Fernando Pessoa, a história de um novo amor. Mais detalhes ao longo deste Boletim. |
Segunda-feira,
18/12
>>> França: Os 120 dias de Sodoma como patrimônio nacional a fim de
evitar o leilão do célebre manuscrito do marquês de Sade
O mesmo
gesto já havia sido realizado em relação aos Manifestos do
Surrealismo, de André Breton. Os dois textos fazem parte de uma venda de
documentos históricos pertencentes ao fundo Aristophil, objeto de liquidação
judicial e investigado por haver enganado supostamente seus investidores
mediante a compra de manuscritos prestigiados. O valor de Os 120 dias de
Sodoma estava estimado entre 4 e 6 milhões de Euros; os
Manifestos, em 4 milhões, junto com outros textos de Breton.

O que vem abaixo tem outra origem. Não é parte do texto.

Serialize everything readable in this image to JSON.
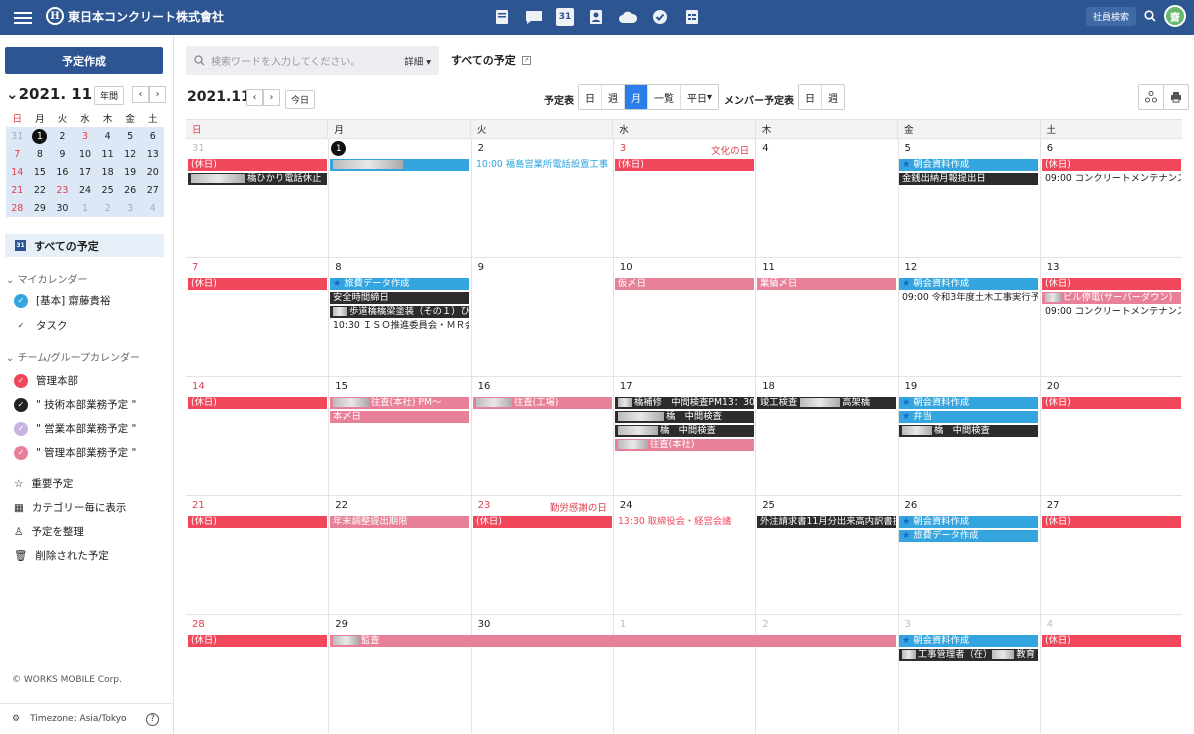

A novela
de Sade foi escrita em 1785 durante a estadia do escritor na prisão, mas só
saiu da clandestinidade em 1957. No início da década de noventa a obra passou a
integrar a prestigiada coleção francesa da Plêiade.
>>> Brasil: Uma
nova editora interessada apenas em poesia
Pedra Papel
Tesoura foi aberta com o livro do designer e poeta mineiro Bruno Brum; ele é o
proprietário da nova casa editorial ao lado da artista Tatiana Perdigão. O foco
é a publicação de poesia contemporânea e seus diálogos com outras linguagens
artísticas. Estão previstos para 2018 um livro de Marcelino Freire, um volume
com a produção de Douglas Diegues, que escreve em portunhol e publicou a
maioria de seus livros artesanalmente, e Opa!lavra, infantojuvenil
de Ana Elisa Ribeiro. A lista continua com poetas latino-americanos pouco
conhecidos por aqui como Fabián Casas; Joca Reiners Terron, trabalha
na tradução da obra do argentino.
Terça-feira,
19/12
>>> Em 2018,
a Biblioteca
Azul apresenta o volume B da obra completa de Adolfo Bioy Casares
O escritor
argentino, assim como o parceiro e conterrâneo Jorge Luis Borges, transitou livremente
pela fantasia, ficção científica e pelo realismo. Depois do volume A das suas
obras completas publicado no Brasil no ano de seu centenário ficou-se a
expectativa para quando sairia a continuidade do trabalho anunciado em três
volumes. Em 2018, chega às livrarias o segundo livro; organizado por por Daniel
Martino, compreende um romance – Diário da guerra do porco (1969) –
e três antologias de contos – Grinalda com amores (1959), O
lado da sombra (1963) e O Grão-serafim (1967) –, além de
memórias, ensaios e artigos publicados entre 1959 e 1971.
>>> Brasil: O primeiro
livro de Patricio Pron deste lado da América Latina
O
protagonista deste romance é um escritor jovem que retorna à Argentina porque
seu pai, um jornalista, está morrendo. O retorno à cidade pequena no pampa se mostra
intenso: lembranças familiares, traumas políticos, a memória da infância em
meio à angústia dos adultos diante do regime de terror instaurado pela ditadura
no país durante os anos 1970. Revolvendo a biblioteca doméstica, enquanto tenta
retomar o contato com a memória paterna, o protagonista se depara com uma
série de recortes e mapas que dão conta do desaparecimento recente de um
habitante da cidade. O mesmo homem teve uma irmã raptada e assassinada pelas
forças oficiais em 1977. Começa então uma espécie de busca detetivesca. Ele
leva essa tarefa a cabo com afinco enquanto tenta descobrir porque o homem
desapareceu e igualmente as razões que levaram seu pai a empreender uma busca
tão obstinada dessa história – que tipo de sentimento o motivou, afinal? Os
propósitos, o leitor irá descobrir a partir de um jogo cuidadoso de simetrias,
podem estar ligados aos anos terríveis da Ditadura. O espírito de meus
pais continua a subir na chuva é traduzido por Gustavo Pacheco e publicado pela
Editora Todavia.
Quarta-feira,
20/12
>>> Estados Unidos: Uma antologia
de contos de Lucia Berlin e as memórias da escritora
Lucia Berlin
passou escandalosamente despercebida – apesar de seus brilhantes olhos verdes.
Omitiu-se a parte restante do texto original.